From conservation of linear momentum along $x$-direction.
$ \begin{aligned} p _i & =p _f \\ \Rightarrow \quad \sqrt{2 K m} & =\sqrt{2(4 m) K _2} \cos \theta \quad …….(i) \end{aligned} $
Similarly, applying conservation of linear momentum in $y$-direction, we have
$ \sqrt{2 K _1 m}=\sqrt{2(4 m) K _2} \sin \theta \quad …….(ii) $
Squaring and adding Eqs. (i) and (ii), we get
$ \begin{aligned} K+K _1 & =4 K _2 \quad …….(iii) \\ \text { or } \quad 4 K _2-K _1 & =K=65 eV \quad …….(iv) \end{aligned} $
Now, during collision, electron can be excited to any higher energy state. Applying conservation of energy, we get $K=K _1+K _2+\Delta E$
or $\quad 65=K _1+K _2+\Delta E \quad …….(v)$
$\Delta E$ can have the following values,
$ \Delta E _1=\{-13.6-(-54.4)\} eV=40.8 eV $
Substituting in (v), we get
$ K _1+K _2=24.2 eV \quad …….(vi) $
Solving (iv) and (vi), we get
$ \begin{array}{ll} & K _1=6.36 eV \\ \text { and } & K _2=17.84 eV \end{array} $
Similarly, when we put $\Delta E=\Delta E _2$
$ \begin{aligned} & =\{-6.04-(-54.4)\} eV \\ & =48.36 eV \end{aligned} $
Put in Eq. (v), we get
$ K _1+K _2=16.64 eV \quad …….(vii) $
Solving Eqs. (iv) and (vii), we get
$ K _1=0.312 $ $eV \text { and } K _2=16.328$ $ eV $
Similarly, when we put
$ \Delta E=\Delta E _3=\{-3.4-(-54.4)\}=51 $ $eV $
Put in Eq. (v), we get
$ K _1+K _2=14 $ $eV \quad …….(viii) $
Now, solving Eqs. (iv) and (viii), we get
$ K _1=-1.8 eV \text { and } K _2=15.8 $ $eV $
But since the kinetic energy cannot have the negative values, the electron will not jump to third excited state or $n=4$.

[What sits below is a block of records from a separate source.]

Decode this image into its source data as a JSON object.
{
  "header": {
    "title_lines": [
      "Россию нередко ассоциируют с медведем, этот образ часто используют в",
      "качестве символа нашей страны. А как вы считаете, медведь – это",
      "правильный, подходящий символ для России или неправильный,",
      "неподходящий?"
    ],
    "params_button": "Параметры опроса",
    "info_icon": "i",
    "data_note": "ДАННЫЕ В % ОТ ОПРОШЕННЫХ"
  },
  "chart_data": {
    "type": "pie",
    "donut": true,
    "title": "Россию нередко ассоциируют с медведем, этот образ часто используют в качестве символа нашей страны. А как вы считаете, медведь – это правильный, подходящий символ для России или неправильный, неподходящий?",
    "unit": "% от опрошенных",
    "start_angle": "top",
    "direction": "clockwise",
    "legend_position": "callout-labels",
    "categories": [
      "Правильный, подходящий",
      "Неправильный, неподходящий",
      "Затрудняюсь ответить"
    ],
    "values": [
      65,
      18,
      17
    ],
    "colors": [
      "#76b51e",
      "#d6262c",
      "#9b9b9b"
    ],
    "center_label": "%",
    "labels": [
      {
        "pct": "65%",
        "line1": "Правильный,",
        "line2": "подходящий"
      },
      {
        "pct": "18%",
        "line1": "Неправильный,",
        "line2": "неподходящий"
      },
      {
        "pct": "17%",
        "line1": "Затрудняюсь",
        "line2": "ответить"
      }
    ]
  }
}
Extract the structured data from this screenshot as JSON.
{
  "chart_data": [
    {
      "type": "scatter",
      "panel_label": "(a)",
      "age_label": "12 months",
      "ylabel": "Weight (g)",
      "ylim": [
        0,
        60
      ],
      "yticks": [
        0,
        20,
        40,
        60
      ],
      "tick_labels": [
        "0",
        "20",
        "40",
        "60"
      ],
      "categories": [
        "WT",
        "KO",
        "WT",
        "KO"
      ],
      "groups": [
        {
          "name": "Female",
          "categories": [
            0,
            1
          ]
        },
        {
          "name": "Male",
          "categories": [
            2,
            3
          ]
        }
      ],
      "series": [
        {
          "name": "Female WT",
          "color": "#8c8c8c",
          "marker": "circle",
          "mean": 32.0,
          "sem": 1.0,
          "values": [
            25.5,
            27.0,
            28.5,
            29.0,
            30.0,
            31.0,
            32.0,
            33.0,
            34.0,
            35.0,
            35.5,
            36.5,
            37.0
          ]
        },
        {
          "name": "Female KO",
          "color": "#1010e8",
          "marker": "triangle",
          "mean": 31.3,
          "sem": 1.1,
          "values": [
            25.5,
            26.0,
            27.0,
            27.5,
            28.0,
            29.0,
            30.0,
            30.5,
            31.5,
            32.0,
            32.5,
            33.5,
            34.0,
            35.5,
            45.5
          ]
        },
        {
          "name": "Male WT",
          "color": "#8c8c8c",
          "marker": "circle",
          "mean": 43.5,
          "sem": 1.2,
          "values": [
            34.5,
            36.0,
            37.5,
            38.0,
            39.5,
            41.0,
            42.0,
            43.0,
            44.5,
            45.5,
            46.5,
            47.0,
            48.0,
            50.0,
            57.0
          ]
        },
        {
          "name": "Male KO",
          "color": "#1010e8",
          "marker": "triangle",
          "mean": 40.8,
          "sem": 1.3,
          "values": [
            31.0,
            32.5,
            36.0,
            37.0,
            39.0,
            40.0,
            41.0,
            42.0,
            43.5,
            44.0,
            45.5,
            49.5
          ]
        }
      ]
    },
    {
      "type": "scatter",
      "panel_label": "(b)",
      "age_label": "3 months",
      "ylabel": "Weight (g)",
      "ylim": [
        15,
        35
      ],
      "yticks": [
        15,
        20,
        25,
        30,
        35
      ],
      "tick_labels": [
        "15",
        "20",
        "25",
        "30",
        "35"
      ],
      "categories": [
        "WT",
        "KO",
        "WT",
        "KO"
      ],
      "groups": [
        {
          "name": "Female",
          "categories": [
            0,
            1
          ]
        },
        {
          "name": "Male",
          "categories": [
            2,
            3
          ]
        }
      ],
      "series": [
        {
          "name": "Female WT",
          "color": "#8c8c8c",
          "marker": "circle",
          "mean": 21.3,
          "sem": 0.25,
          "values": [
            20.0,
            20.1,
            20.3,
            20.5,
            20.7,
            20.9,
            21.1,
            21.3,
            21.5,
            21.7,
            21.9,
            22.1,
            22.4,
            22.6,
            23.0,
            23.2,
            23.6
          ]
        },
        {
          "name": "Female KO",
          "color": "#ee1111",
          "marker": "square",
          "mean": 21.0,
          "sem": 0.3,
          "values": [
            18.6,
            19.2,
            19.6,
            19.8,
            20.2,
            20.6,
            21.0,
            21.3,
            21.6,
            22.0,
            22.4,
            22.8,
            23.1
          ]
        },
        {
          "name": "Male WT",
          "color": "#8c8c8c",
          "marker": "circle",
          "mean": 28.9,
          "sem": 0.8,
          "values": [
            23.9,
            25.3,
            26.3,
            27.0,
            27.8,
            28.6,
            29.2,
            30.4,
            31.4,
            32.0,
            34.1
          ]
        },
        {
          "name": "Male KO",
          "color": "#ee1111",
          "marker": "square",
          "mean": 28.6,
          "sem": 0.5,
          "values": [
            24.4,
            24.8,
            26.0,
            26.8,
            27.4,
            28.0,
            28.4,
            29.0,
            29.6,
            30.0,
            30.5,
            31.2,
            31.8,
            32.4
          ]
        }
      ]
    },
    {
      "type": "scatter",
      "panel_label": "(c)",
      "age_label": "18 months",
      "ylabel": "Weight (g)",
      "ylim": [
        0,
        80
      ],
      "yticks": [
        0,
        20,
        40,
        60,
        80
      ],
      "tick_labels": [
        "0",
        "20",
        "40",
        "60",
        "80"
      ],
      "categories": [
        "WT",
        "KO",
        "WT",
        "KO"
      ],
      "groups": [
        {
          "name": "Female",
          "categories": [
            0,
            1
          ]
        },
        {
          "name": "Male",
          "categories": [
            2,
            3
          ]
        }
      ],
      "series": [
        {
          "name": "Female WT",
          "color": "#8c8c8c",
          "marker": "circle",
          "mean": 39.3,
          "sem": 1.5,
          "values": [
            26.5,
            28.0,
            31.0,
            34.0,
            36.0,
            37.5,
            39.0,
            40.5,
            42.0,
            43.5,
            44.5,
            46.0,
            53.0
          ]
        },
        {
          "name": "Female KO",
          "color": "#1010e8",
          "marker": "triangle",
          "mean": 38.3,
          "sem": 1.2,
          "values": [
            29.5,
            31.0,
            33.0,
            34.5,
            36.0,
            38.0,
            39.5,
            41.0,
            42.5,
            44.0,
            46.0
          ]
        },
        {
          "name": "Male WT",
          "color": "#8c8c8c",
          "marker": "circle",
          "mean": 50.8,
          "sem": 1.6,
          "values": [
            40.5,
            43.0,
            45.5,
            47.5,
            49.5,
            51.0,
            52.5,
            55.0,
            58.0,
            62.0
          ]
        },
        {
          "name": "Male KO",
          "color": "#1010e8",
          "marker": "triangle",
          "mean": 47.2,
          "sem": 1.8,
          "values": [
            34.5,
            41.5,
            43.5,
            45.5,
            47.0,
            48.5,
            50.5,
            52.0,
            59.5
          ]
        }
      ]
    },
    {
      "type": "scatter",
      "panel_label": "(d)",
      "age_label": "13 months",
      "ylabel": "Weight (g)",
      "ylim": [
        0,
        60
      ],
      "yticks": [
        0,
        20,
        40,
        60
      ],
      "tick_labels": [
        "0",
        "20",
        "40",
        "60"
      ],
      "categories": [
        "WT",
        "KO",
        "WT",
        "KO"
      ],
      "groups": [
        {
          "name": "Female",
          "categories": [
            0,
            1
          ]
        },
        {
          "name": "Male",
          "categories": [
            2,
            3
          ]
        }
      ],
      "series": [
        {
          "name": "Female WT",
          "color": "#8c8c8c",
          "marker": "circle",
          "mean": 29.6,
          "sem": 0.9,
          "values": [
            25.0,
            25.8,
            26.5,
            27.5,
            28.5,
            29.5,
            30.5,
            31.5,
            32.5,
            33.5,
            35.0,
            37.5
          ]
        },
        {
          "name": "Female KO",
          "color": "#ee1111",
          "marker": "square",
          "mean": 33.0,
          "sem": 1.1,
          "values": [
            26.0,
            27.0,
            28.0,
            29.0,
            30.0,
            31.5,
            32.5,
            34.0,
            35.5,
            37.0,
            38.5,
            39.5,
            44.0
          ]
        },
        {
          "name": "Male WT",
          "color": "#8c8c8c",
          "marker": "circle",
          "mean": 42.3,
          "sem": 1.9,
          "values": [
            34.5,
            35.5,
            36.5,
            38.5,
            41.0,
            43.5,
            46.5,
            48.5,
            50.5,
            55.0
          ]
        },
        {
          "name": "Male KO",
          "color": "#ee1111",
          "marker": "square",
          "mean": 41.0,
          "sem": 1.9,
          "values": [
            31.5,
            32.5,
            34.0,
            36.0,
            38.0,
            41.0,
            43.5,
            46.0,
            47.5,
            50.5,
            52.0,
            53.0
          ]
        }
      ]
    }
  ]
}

Therefore, the allowed values of $K _1$ ( $KE$ of neutron) are $6.36 $ $eV$ and $0.312 $ $eV$ and of $K _2$ (KE of the atom) are $ 17.84 $ $eV$ and $16.328 $ $eV$ and the electron can jump upto second excited state only $(n=3)$.
(b) Possible emission lines are only three as shown in figure. The corresponding frequencies are
$ v _1=\frac{\left(E _3-E _2\right)}{h} $
$ \begin{aligned} &=\frac{\{-6.04-(-13.6)\} \times 1.6 \times 10^{-19}}{6.63 \times 10^{-34}}\\ & =1.82 \times 10^{15} Hz \\ v _2 & =\frac{E _3-E _1}{h}=\frac{\{-6.04-(-54.4)\} \times 1.6 \times 10^{-19}}{6.63 \times 10^{-34}} \\ & =11.67 \times 10^{15} Hz \\ \text { and } \quad v _3 & =\frac{E _2-E _1}{h} \\ & =\frac{\{-13.6-(-54.4)\} \times 1.6 \times 10^{-19}}{6.63 \times 10^{-34}} \\ & =9.84 \times 10^{15} Hz \end{aligned} $
Hence, the frequencies of emitted radiations are $1.82 \times 10^{15} $ $Hz, 11.67 \times 10^{15} $ $Hz$ and $9.84 \times 10^{15} $ $Hz$.